A minha mãe enviuvou com 29 anos de idade, no dia 1 de Dezembro de 1967. Na altura, tinha apenas o antigo 5.º ano (hoje, 9.º ano), porque o meu avô, apesar de a minha mãe ser a melhor aluna do Colégio de Nossa Senhora de Fátima, em Abrantes, achava que o lugar das mulheres era em casa a cuidar dos filhos, tendo apostado todas as fichas no meu tio Armando para continuar a dinastia de Direito deste ramo da família. Só que apostou no cavalo errado, se bem que o meu tio adorasse a vida de estudante universitário. Ou melhor, adorava a vida de universitário, porque a vida de estudante, em boa verdade, nunca teve oportunidade de a conhecer.

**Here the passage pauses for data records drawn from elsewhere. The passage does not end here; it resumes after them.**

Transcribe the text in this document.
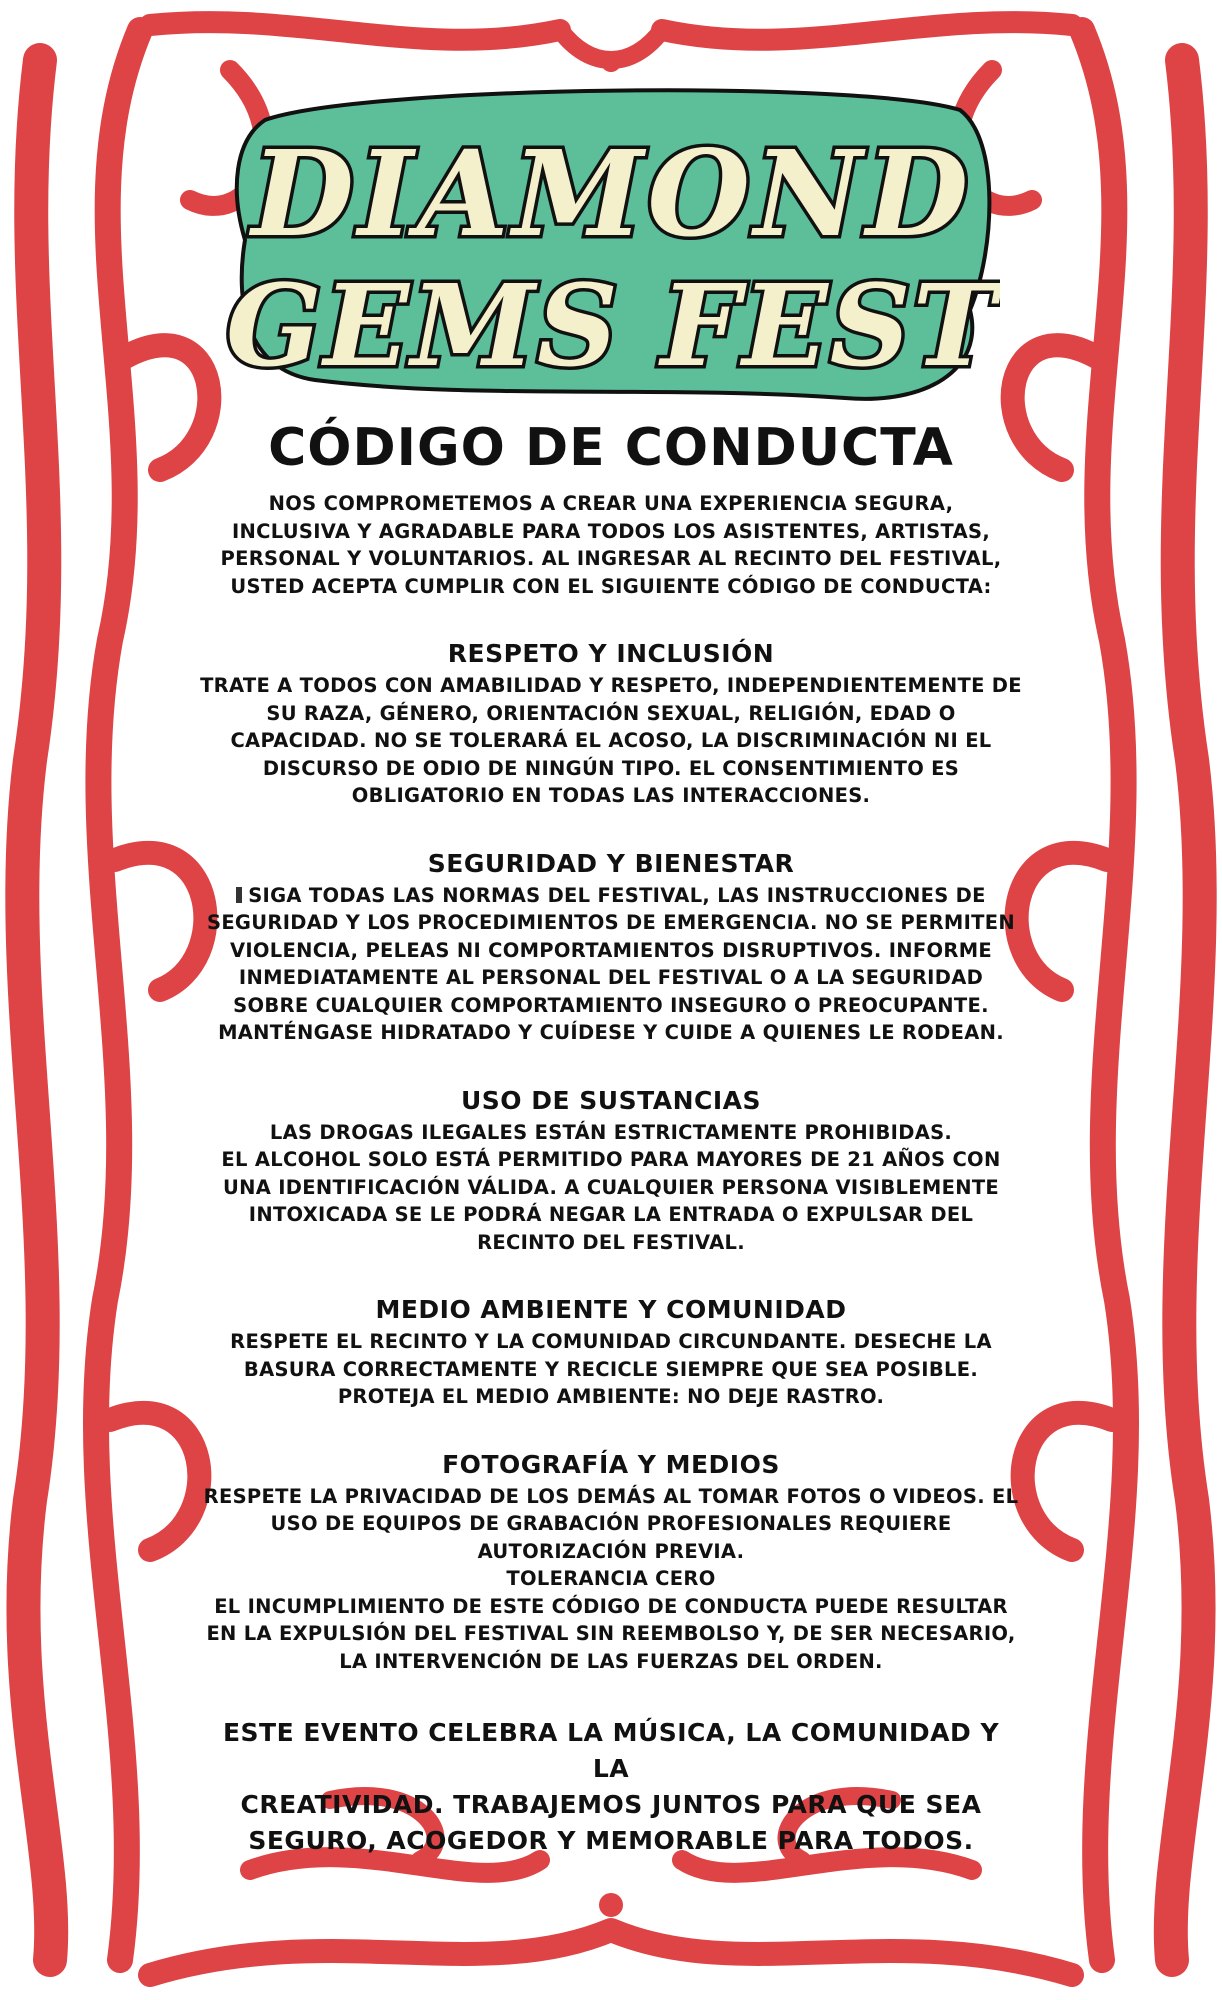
DIAMOND
GEMS FEST
CÓDIGO DE CONDUCTA

NOS COMPROMETEMOS A CREAR UNA EXPERIENCIA SEGURA,
INCLUSIVA Y AGRADABLE PARA TODOS LOS ASISTENTES, ARTISTAS,
PERSONAL Y VOLUNTARIOS. AL INGRESAR AL RECINTO DEL FESTIVAL,
USTED ACEPTA CUMPLIR CON EL SIGUIENTE CÓDIGO DE CONDUCTA:

RESPETO Y INCLUSIÓN

TRATE A TODOS CON AMABILIDAD Y RESPETO, INDEPENDIENTEMENTE DE
SU RAZA, GÉNERO, ORIENTACIÓN SEXUAL, RELIGIÓN, EDAD O
CAPACIDAD. NO SE TOLERARÁ EL ACOSO, LA DISCRIMINACIÓN NI EL
DISCURSO DE ODIO DE NINGÚN TIPO. EL CONSENTIMIENTO ES
OBLIGATORIO EN TODAS LAS INTERACCIONES.

SEGURIDAD Y BIENESTAR

SIGA TODAS LAS NORMAS DEL FESTIVAL, LAS INSTRUCCIONES DE
SEGURIDAD Y LOS PROCEDIMIENTOS DE EMERGENCIA. NO SE PERMITEN
VIOLENCIA, PELEAS NI COMPORTAMIENTOS DISRUPTIVOS. INFORME
INMEDIATAMENTE AL PERSONAL DEL FESTIVAL O A LA SEGURIDAD
SOBRE CUALQUIER COMPORTAMIENTO INSEGURO O PREOCUPANTE.
MANTÉNGASE HIDRATADO Y CUÍDESE Y CUIDE A QUIENES LE RODEAN.

USO DE SUSTANCIAS

LAS DROGAS ILEGALES ESTÁN ESTRICTAMENTE PROHIBIDAS.
EL ALCOHOL SOLO ESTÁ PERMITIDO PARA MAYORES DE 21 AÑOS CON
UNA IDENTIFICACIÓN VÁLIDA. A CUALQUIER PERSONA VISIBLEMENTE
INTOXICADA SE LE PODRÁ NEGAR LA ENTRADA O EXPULSAR DEL
RECINTO DEL FESTIVAL.

MEDIO AMBIENTE Y COMUNIDAD

RESPETE EL RECINTO Y LA COMUNIDAD CIRCUNDANTE. DESECHE LA
BASURA CORRECTAMENTE Y RECICLE SIEMPRE QUE SEA POSIBLE.
PROTEJA EL MEDIO AMBIENTE: NO DEJE RASTRO.

FOTOGRAFÍA Y MEDIOS

RESPETE LA PRIVACIDAD DE LOS DEMÁS AL TOMAR FOTOS O VIDEOS. EL
USO DE EQUIPOS DE GRABACIÓN PROFESIONALES REQUIERE
AUTORIZACIÓN PREVIA.
TOLERANCIA CERO
EL INCUMPLIMIENTO DE ESTE CÓDIGO DE CONDUCTA PUEDE RESULTAR
EN LA EXPULSIÓN DEL FESTIVAL SIN REEMBOLSO Y, DE SER NECESARIO,
LA INTERVENCIÓN DE LAS FUERZAS DEL ORDEN.

ESTE EVENTO CELEBRA LA MÚSICA, LA COMUNIDAD Y LA
CREATIVIDAD. TRABAJEMOS JUNTOS PARA QUE SEA
SEGURO, ACOGEDOR Y MEMORABLE PARA TODOS.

Com a morte do meu pai em Dezembro de 1967, a minha mãe decidiu, ainda nesse ano lectivo, como voluntária, completar o 7.º ano do liceu (hoje, equivalente ao 12.º ano) e candidatar-se à universidade. E, também como voluntária, para espanto do meu avô, concluía, cinco anos depois, a licenciatura em Direito pela Universidade de Coimbra, com média de 16 valores, tendo sido convidada para assistente da Faculdade de Direito. No entanto, a revolução do 25 de Abril, com os saneamentos em massa dos professores e a abertura da magistratura às mulheres, fez com que a minha mãe optasse pela carreira de juiz, tendo vindo a tornar-se, no dia 20 de Maio de 2003, no culminar de uma carreira brilhante, de trabalho e devoção à causa, a primeira mulher juiz conselheira do Supremo Tribunal de Justiça.

Desde a morte do meu pai, em 1967, até se jubilar como juiz conselheira, em 2005, a vida da minha mãe foi dedicada a tempo inteira ao Direito e à magistratura. Até o seu gosto e o seu jeito pela pintura foi interrompido. Foi, por isso, com alguma surpresa que recebi a notícia de que a minha mãe tinha decidido, após jubilar-se, voltar a retomar as actividades a que se dedicara até ao falecimento do meu pai. Ou seja, o casamento e a pintura.

A minha mãe voltou, assim, a casar no dia 5 de Outubro de 2005, na capela do Solar Madre de Deus, em Angra do Heroísmo, com o Representante da República dos Açores que tinha sido seu colega e vice-Presidente no Supremo Tribunal de Justiça. E eu aproveitei a sua estadia nos Açores, durante o mandato do seu marido, para ir conhecendo as ilhas. No entanto, só fui a Ponta Delgada no último ano do mandato, em 2010, em virtude de já conhecer a ilha de S. Miguel.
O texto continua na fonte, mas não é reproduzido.